Two friends offered to try to help drag that vehicle back onto the pavement, but decided they had to go back to a house and get a chain to help tow it out.

They left Valdez there promising to be back shortly to help, but never saw their friend alive again, Deputy District Attorney Sheri Greco told the jury in her opening statement.

The friends were delayed in returning to the scene because, when they arrived at the house to get the tow chain, one of them saw that his horses had gotten loose, and they spent 30 to 45 minutes rounding them up before returning to help Valdez.

As Valdez waited, Zinda returned to his home down the street from Valdez's vehicle to find his garage door open. Zinda, who had been out visiting a friend, went inside and heard noise. He saw his bedroom had been ransacked, and went outside, Greco said.

When Zinda saw Valdez standing outside down the street from his house, she said, Zinda decided he was involved in the burglary and confronted him.

"Mr. Zinda approaches him with ax in hand and says, 'What's the matter, buddy? Your friends leave you?'"

At that point, Valdez took off running, eventually covering a quarter mile before Zinda caught him.

"He is literally running for his life," Greco said.

In interviews with sheriff's detectives later, Greco said, Zinda made it clear that he was after Valdez.

"Mr. Zinda admits, 'Yeah, I was coming for him like 'Deliverance,' " she said.

Greco said Zinda hit Valdez three times in the face with the ax and began to walk off until he saw Valdez struggling to get back up. Zinda returned and gave him a fourth blow to the back of his scalp, she said, and later told detectives that he wanted to "finish him off."

Greco displayed autopsy photos showing the wounds to Valdez's head, as well as crime scene photographs of Valdez's body in the field, causing some in the courtroom audience to turn away holding tissues to their eyes and noses.

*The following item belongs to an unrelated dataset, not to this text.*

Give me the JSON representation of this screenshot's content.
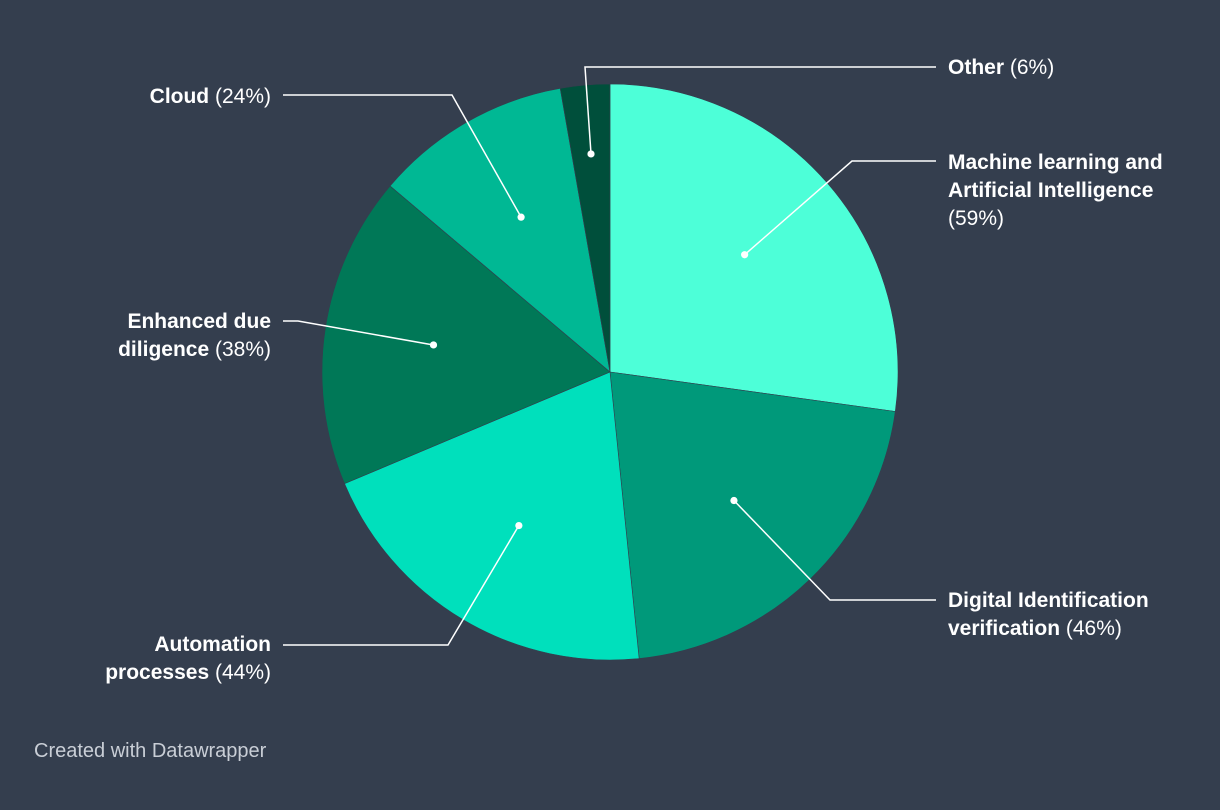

She noted that Valdez never posed a threat to Zinda, and that when he was asked whether there were any other weapons at the scene he replied, "Just my ax."

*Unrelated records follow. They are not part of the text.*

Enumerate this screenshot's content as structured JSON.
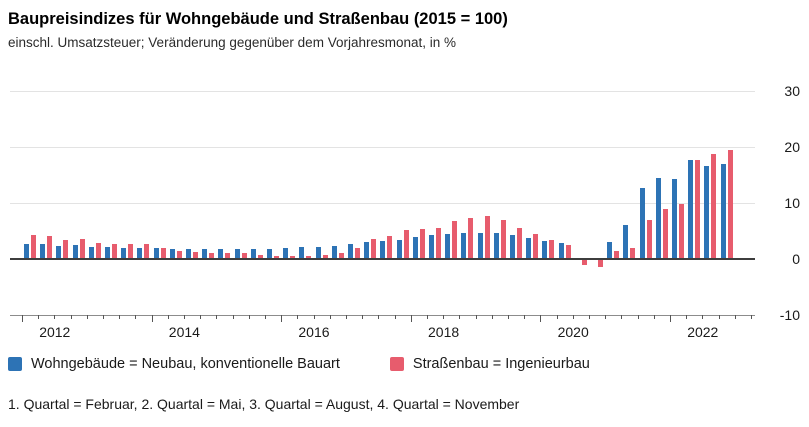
{
  "chart_data": {
    "type": "bar",
    "title": "Baupreisindizes für Wohngebäude und Straßenbau (2015 = 100)",
    "subtitle": "einschl. Umsatzsteuer; Veränderung gegenüber dem Vorjahresmonat, in %",
    "categories": [
      "2012 Q1",
      "2012 Q2",
      "2012 Q3",
      "2012 Q4",
      "2013 Q1",
      "2013 Q2",
      "2013 Q3",
      "2013 Q4",
      "2014 Q1",
      "2014 Q2",
      "2014 Q3",
      "2014 Q4",
      "2015 Q1",
      "2015 Q2",
      "2015 Q3",
      "2015 Q4",
      "2016 Q1",
      "2016 Q2",
      "2016 Q3",
      "2016 Q4",
      "2017 Q1",
      "2017 Q2",
      "2017 Q3",
      "2017 Q4",
      "2018 Q1",
      "2018 Q2",
      "2018 Q3",
      "2018 Q4",
      "2019 Q1",
      "2019 Q2",
      "2019 Q3",
      "2019 Q4",
      "2020 Q1",
      "2020 Q2",
      "2020 Q3",
      "2020 Q4",
      "2021 Q1",
      "2021 Q2",
      "2021 Q3",
      "2021 Q4",
      "2022 Q1",
      "2022 Q2",
      "2022 Q3",
      "2022 Q4"
    ],
    "series": [
      {
        "name": "Wohngebäude = Neubau, konventionelle Bauart",
        "color": "#2d73b5",
        "values": [
          2.7,
          2.7,
          2.4,
          2.5,
          2.2,
          2.1,
          2.0,
          2.0,
          1.9,
          1.8,
          1.7,
          1.8,
          1.8,
          1.8,
          1.8,
          1.7,
          1.9,
          2.2,
          2.2,
          2.4,
          2.7,
          3.0,
          3.2,
          3.4,
          4.0,
          4.2,
          4.5,
          4.6,
          4.6,
          4.6,
          4.2,
          3.7,
          3.3,
          2.8,
          0.1,
          0.1,
          3.0,
          6.0,
          12.6,
          14.4,
          14.3,
          17.7,
          16.6,
          16.9
        ]
      },
      {
        "name": "Straßenbau = Ingenieurbau",
        "color": "#e75c6d",
        "values": [
          4.3,
          4.1,
          3.4,
          3.5,
          2.9,
          2.6,
          2.6,
          2.7,
          2.0,
          1.5,
          1.2,
          1.1,
          1.1,
          1.0,
          0.7,
          0.6,
          0.5,
          0.5,
          0.8,
          1.1,
          1.9,
          3.5,
          4.1,
          5.1,
          5.3,
          5.6,
          6.8,
          7.3,
          7.6,
          7.0,
          5.5,
          4.4,
          3.4,
          2.5,
          -1.1,
          -1.4,
          1.5,
          2.0,
          6.9,
          9.0,
          9.9,
          17.6,
          18.7,
          19.4
        ]
      }
    ],
    "ylabel": "in %",
    "ylim": [
      -10,
      30
    ],
    "yticks": [
      30,
      20,
      10,
      0,
      -10
    ],
    "xtick_years": [
      "2012",
      "2014",
      "2016",
      "2018",
      "2020",
      "2022"
    ],
    "grid": true,
    "legend_position": "bottom",
    "footnote": "1. Quartal = Februar, 2. Quartal = Mai, 3. Quartal = August, 4. Quartal = November"
  }
}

A photo of the ax, with a long wooden handle, also was shown to the jury.

But Zinda's defense attorney said Valdez's death came only after the two men struggled outside the home.

"At the end of the case, we're going to ask you to find Mr. Zinda guilty of a homicide, and the homicide will be voluntary manslaughter," defense attorney Tom Johnson told the jury.

Zinda, who lived in the home with his young son, was extremely upset when he discovered his bedroom ransacked. Zinda's son was not at the house at the time, but Zinda was concerned about the violation of their home.

"He's basically a middle class man raising a kid on his own," Johnson said. "This is all he had."

When Zinda saw Valdez outside, his initial thought that he was one of the burglars "was absolutely the right thing to think," Johnson said.

"Mr. Zinda was angry about what happened in his house, as any reasonable person would be," he said.

"From there, this spiraled quickly, and within moments Mr. Valdez was deceased," Johnson added.

But Johnson insisted his client acted out of momentary rage and is not a murderer.

"Did he feel horrible about it? Yes," Johnson said. "Is he a coldblooded murderer? Absolutely not."